Without vigilance to return to Scripture and find and re-find the distinctive meanings inseminated in these common words, meanings, and missions that the church shares with the secular modern world, the church will devolve into a handmaiden to Modernity’s mission only to wake up one morning and realize no substantive difference obtains and that all the while Jesus and Jefferson were singing in the same choir and playing in the same band. If they were indeed really and actually compatriots, that’s fine, but the truth is they were not. Jesus’ revolution and Jefferson’s were and are different, and I believe understanding this and keeping this difference in play is important. Our job is not to reform, displace, or correct Modernity’s mission but to be true and faithful to Christ’s mission – keep his salt difference alive and his light on the lamp stand, not under the table. 
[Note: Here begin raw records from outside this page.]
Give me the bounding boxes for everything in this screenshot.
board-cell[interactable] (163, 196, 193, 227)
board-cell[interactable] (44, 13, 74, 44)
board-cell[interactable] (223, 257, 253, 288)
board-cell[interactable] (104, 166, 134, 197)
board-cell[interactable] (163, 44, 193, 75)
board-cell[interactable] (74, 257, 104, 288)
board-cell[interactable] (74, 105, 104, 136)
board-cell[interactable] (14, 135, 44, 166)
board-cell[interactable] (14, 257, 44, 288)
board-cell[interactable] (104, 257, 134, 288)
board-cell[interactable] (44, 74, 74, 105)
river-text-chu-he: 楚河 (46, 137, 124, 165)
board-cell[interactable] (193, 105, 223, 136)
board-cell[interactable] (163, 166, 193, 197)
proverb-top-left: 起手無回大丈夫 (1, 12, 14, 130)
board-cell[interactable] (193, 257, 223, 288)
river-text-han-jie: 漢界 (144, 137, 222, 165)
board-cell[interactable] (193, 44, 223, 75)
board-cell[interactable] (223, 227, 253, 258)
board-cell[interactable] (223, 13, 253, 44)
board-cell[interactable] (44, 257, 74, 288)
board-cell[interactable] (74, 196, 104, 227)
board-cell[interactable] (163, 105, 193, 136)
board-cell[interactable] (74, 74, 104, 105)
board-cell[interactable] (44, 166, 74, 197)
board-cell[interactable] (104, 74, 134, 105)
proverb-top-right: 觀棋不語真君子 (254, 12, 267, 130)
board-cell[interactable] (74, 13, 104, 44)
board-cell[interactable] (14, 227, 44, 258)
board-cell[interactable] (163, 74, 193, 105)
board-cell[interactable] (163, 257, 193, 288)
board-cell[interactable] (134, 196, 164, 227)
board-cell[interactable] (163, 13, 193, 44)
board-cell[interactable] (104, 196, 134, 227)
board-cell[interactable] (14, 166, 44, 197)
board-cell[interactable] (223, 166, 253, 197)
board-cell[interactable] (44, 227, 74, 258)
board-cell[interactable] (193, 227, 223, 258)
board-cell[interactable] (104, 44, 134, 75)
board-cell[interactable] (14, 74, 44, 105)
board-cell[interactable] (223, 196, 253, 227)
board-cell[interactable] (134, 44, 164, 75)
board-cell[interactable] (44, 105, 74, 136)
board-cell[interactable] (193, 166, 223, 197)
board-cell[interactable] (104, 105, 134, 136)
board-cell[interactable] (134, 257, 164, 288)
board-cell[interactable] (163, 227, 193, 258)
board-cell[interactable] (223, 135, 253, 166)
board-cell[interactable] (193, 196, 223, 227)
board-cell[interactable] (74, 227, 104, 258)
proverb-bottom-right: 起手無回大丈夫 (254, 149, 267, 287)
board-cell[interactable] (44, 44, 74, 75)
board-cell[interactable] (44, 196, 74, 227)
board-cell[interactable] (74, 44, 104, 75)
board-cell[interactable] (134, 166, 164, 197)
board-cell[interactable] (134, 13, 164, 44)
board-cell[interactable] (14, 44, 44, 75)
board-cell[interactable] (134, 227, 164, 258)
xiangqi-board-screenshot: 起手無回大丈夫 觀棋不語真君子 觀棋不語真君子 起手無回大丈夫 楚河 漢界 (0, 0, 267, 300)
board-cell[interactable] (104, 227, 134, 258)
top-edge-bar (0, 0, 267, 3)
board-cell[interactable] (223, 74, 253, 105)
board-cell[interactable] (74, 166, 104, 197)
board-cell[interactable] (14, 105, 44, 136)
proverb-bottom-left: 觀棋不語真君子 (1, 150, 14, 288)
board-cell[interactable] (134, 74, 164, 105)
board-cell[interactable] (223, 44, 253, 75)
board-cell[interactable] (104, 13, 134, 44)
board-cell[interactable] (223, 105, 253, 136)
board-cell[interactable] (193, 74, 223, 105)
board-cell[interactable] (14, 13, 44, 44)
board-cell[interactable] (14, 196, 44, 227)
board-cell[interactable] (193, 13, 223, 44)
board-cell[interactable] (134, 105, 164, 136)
As the pillars of Modernity falter and, in some places, fail, the church will succumb to two temptations alive in the world: the first is to try and help save Modernity’s experiment, and the second is to damn it like Putin and his compatriots foreign and domestic. Our job is neither. Modernity’s idealism is a great place to build a bridge that points to the coming Kingdom of God, a hope that is no paralytic narcotic but one that provokes real change here and now. Indeed, as Wado knows better than I, the church’s hope, when and where it is rightly preached and taught, offends the powers that be because they are invested in keeping things the way they are. The fruit of the Prophetic and Apostolic Gospel witness to hope is change here and now, a peculiar kind of change, namely preparatory change to meet that day when “the meek will inherit the earth” and”They will build houses and inhabit them; they will plant vineyards and eat the fruit of them. They will not build, and another inhabit, and they will not plant, and another eat.” – Isaiah 65:21-22

In the postings in the weeks to come, my aim is to sort through my Phop Phra, KHTS July 17 to 28, 2023 notes and fragments that intersect some aspect of the discussion I have opened here. The themes embedded in the Exodus story provide material for thinking carefully about justice, freedom, community, the limits of political power, and many corresponding and tangential issues and truths surrounding these. Where we start matters. The setting and meaning these truths have in the Exodus story, I believe, possess a difference, even a strangeness, that could potentially help and guide the church here and now. But if we amputate or domesticate this strangeness for sure, they will do us no good. But if we follow after this strangeness by the mercy of God, we might “find grace and help in time of need.”

Seeking a restart to my existenceandfaith.com blog, I have found it right here in this Exodus story and my hand written notes prepared for the seminal discussions that occurred with the senior KHTS students the last half of July 2023.